It would be a shame to be here in Jordan and not share something about this remarkable land. The picture above is taken from my hotel window in Sixth Circle. In it, you can see how the white stone buildings stretch on and on and on. No picture, however, can provide the feeling of standing anywhere in the city of Amman and seeing the seven hills strewn with houses that, for the most part, look little different today from what they have looked like for time immemorial. Even more difficult for a photograph to show would be the feeling that many report, the one I felt a little more than six years ago when I came here for the first time: a sense of belonging. Not to the city; the belonging is greater than that. Not to the country; the belonging is greater than that, too. Not to the land, for the belonging is greater than even that. The belonging is more than simply to a place, it is to a time. And it is more than to a time; it is to all time. As I stood for the first time, looking out over the ancient hills that comprise and surround Amman, the sand and dust beyond that will eventually turn into the Wadi Rum desert, the crumbling stone artifacts that represent the old Roman Ampitheater or the Citadel, the modern cars that swoosh past with seeming oblivion to the holiness of this land, and the people dressed in anything from total-cover garb that goes back to the days before those modern cars and modern buildings to Western t-shirts and jeans, one suddenly understands where one belongs in this life. Amman joins the past, the present, and the future into one time. Where one belongs is in the middle of this mixture, in the "now." We all have a place in this universe; it just can be felt a little more strongly and a little more clearly in Amman than in any other place on whose soil I have trod. Many visitors have told me that they have felt the same thing.

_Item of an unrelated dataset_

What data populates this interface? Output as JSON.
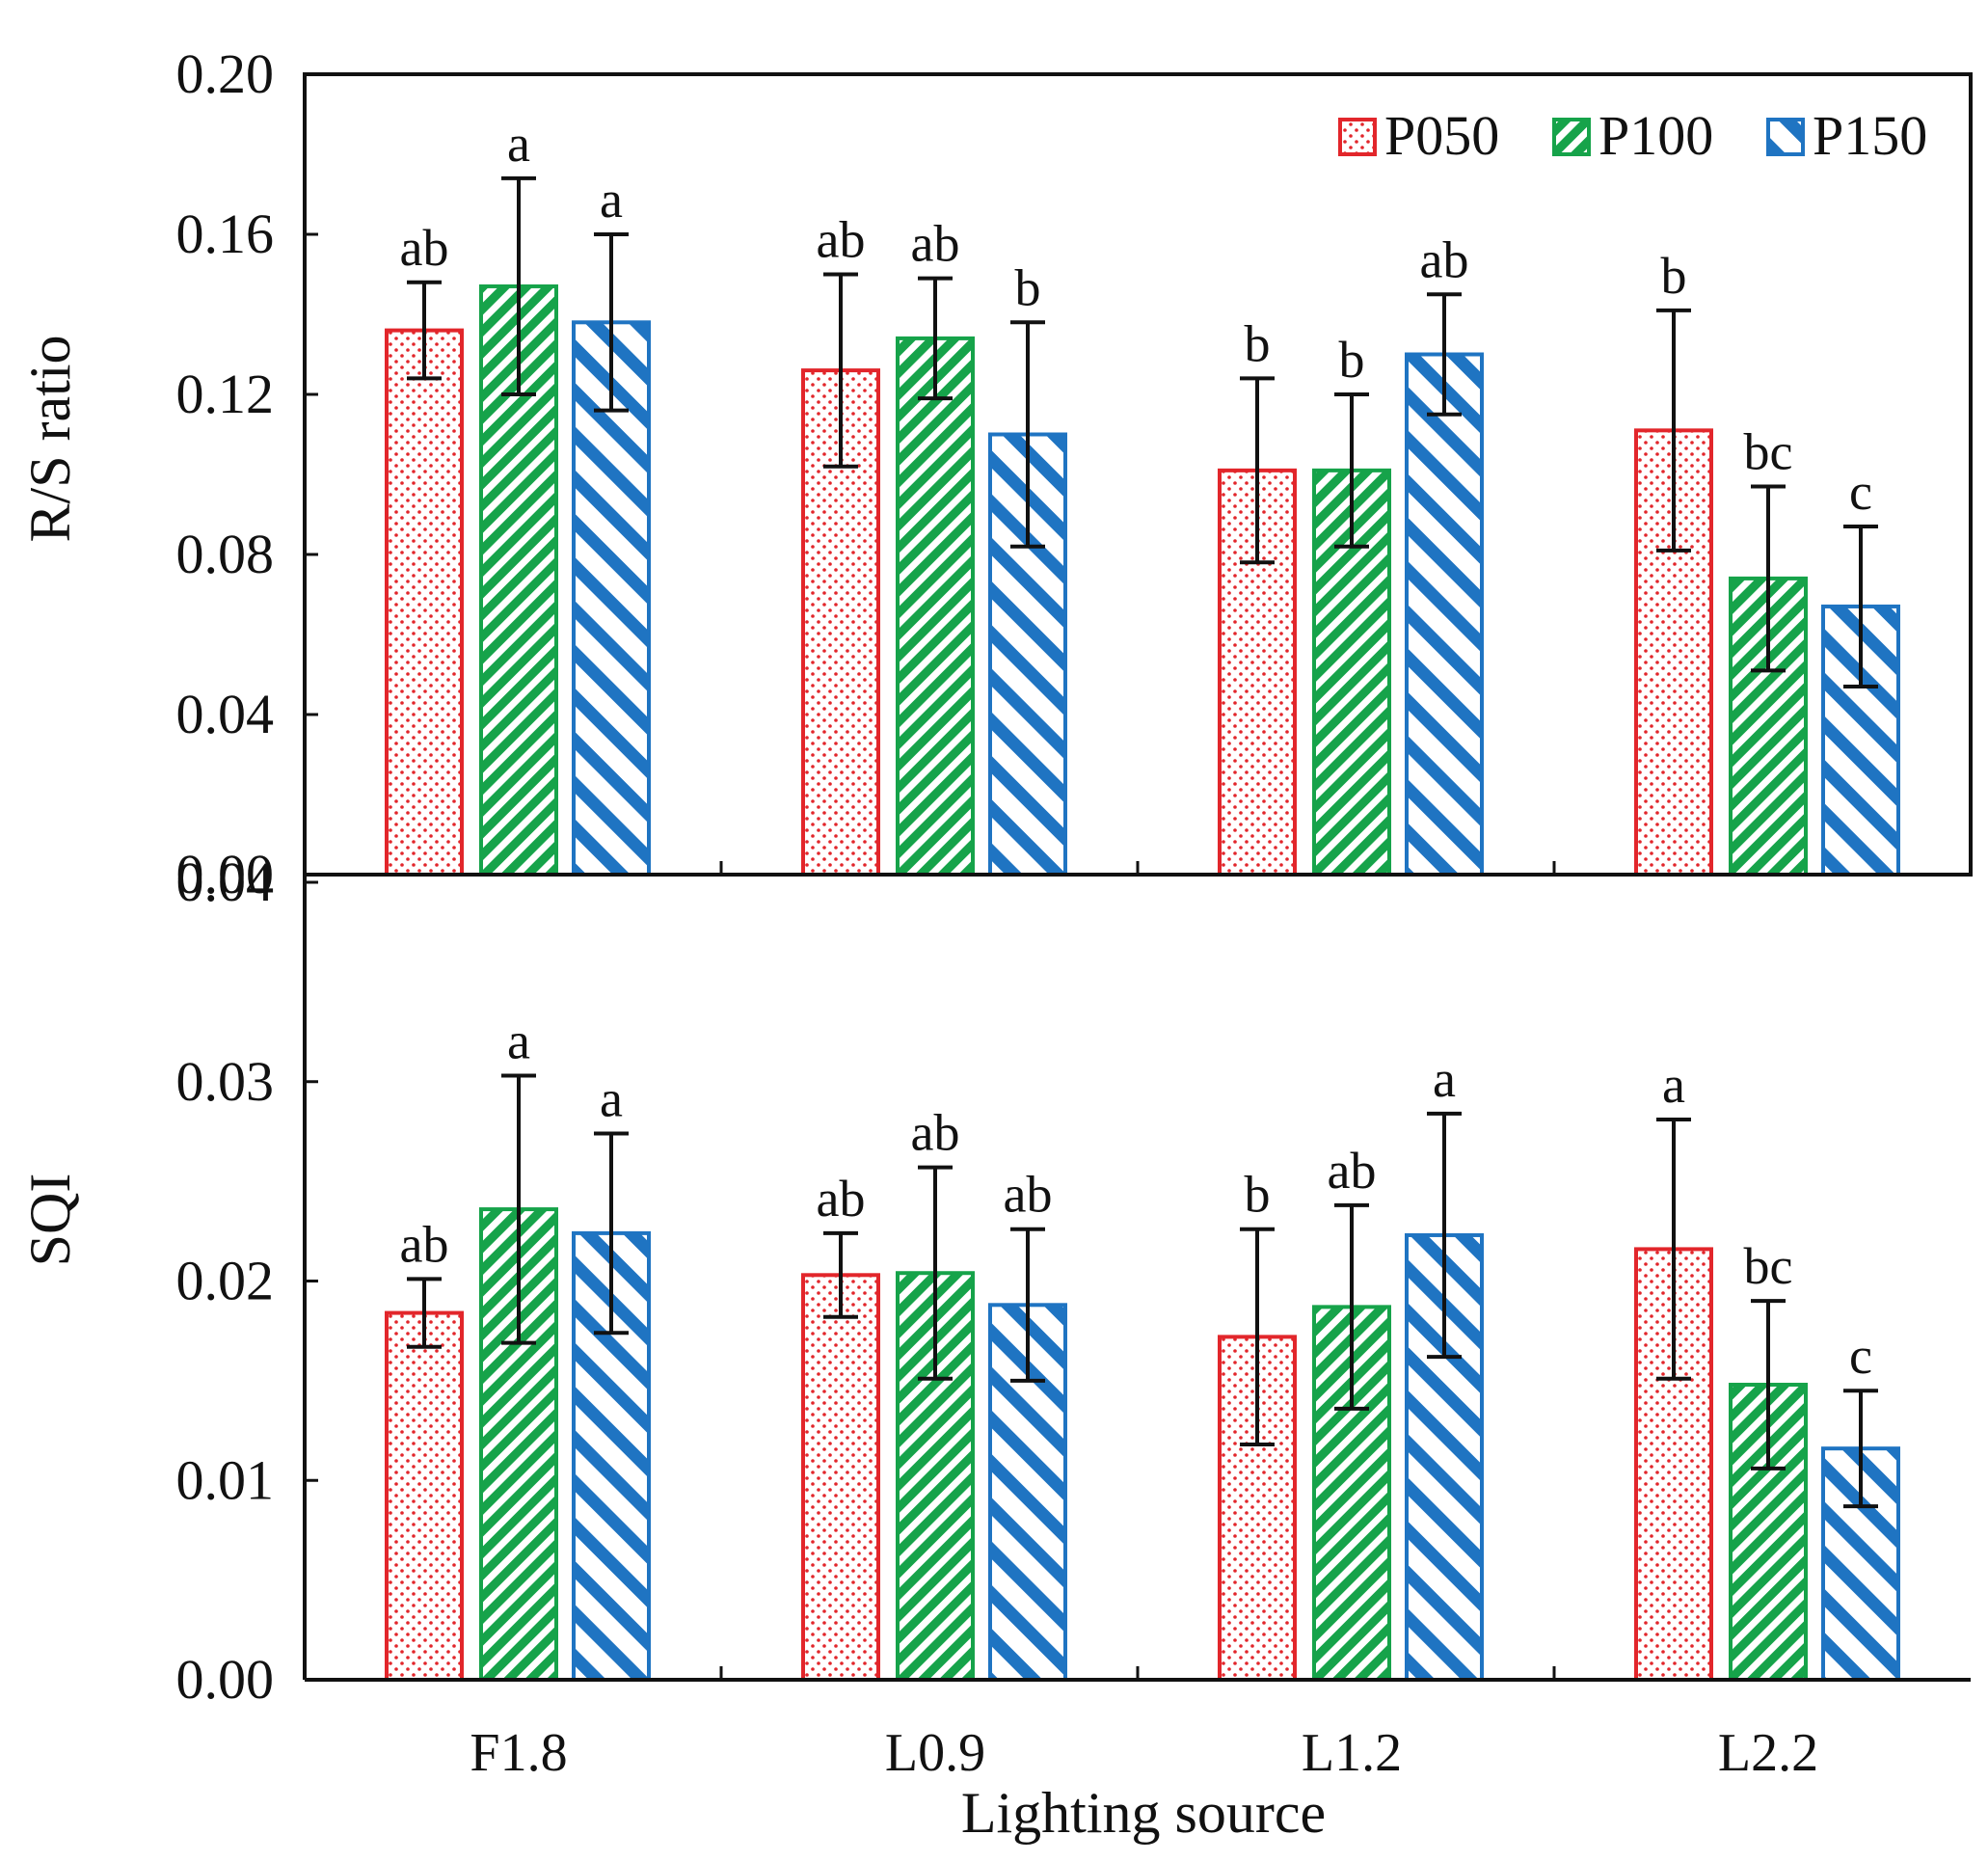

I suppose there are other cities in the Middle East that might awaken similar feelings. Damascus is one of them. I have been there. It is a great, ancient city, but the lightness of the stone in Amman and the lightness of being that it awakens is, for me, more comforting, more enticing.
There are some wonderful places in Jordan besides Amman. Most are fairly well known, but just in case, let me share my favorites and the reason for that.
There is, of course, the Dead Sea. I have a special relationship with the Dead Sea for in 2004, when I first visited it, my arm had had been bleeding every day for more than two years from a dermatofibroma. A cancer surgeon had done a biopsy and declared it benign, but it created a malignant mess on all my blouses. After swimming (or bobbing) in the Dead Sea, I fell asleep under the warm, soothing sun, awakening only when the sun climbed higher into the sky and began to bake me like a pie, literally, for by that time, the salt and minerals had encrusted me. Itching from salt on skin, I walked over to one of the many spigots available on the beach and washed off all the salt I could find. I was still partially encrusted and decided to take a shower in the hotel day room that friends and I had rented on the beach. After a leisurely, cool shower, I noticed quite by chance that there was no blood on the towel. There was always blood on the towel after a shower. I looked at my arm. What the heck! I could not find the dermatofibroma. I trotted over to the mirror for a closer and fuller look. By golly, it was gone. All gone! No sign that it had ever been there. Unbelievable! So, indeed, I will always have a special relationship with the Dead Sea.
Then there is the great desert of Wadi Rum. One can easily understand why the Israelis were lost here for 40 years whether by Divine plan or simply by the nature of the terrain. Watching the Bedouin navigate the sand dunes in their contemporary four-wheeled vehicles is quite a contrast: the land of old and the people of new. Not that new, though. Many old traditions remain. I love Wadi Rum. I have a special relationship with the desert, as well as the sea, for Donnie and I spent a blissful week living with Bedouin desert dwellers during the Eid of 2005. Donnie would spend early morning and evening hours photographing the desert at the time when it was most fully clothed in splendid colors while Sabah, the youngest son in the Bedouin family, would lie on the desert sand, watching him, not moving so as to encourage the birds that would gently settle down near us to stay just a little longer, and marveling at the caravans of riderless camels making their way back home to their Bedouin owners. I particularly adored the baby white camel that Sabah's parents owned. I knew that some day she would grow up to be as ornery, even vicious, as the camels that we were gazing upon from the safety of our piece of desert sand, but for now I enjoyed her willingness to let me sit nearby and observe her relaxing in the sun and chewing on grass, completely oblivious of any needs except those of nature.
Other places for which I have a special fondness in Jordan include some of the expected places: the Red Sea, Jerasch, Mount Nebo, the Madaba Church, but not Petra. That is only because I have not been to Petra (I know; that is scandalous), but Donnie has and is love with that place. I would provide some additional pictures and words for those places, but I am out of time and space, so I will leave to your imagination, if you have not visited this charmed and charming land, just what is so special about each of them. (Oh, uh, yes, there is always Wikipedia if you cannot stand not to know!)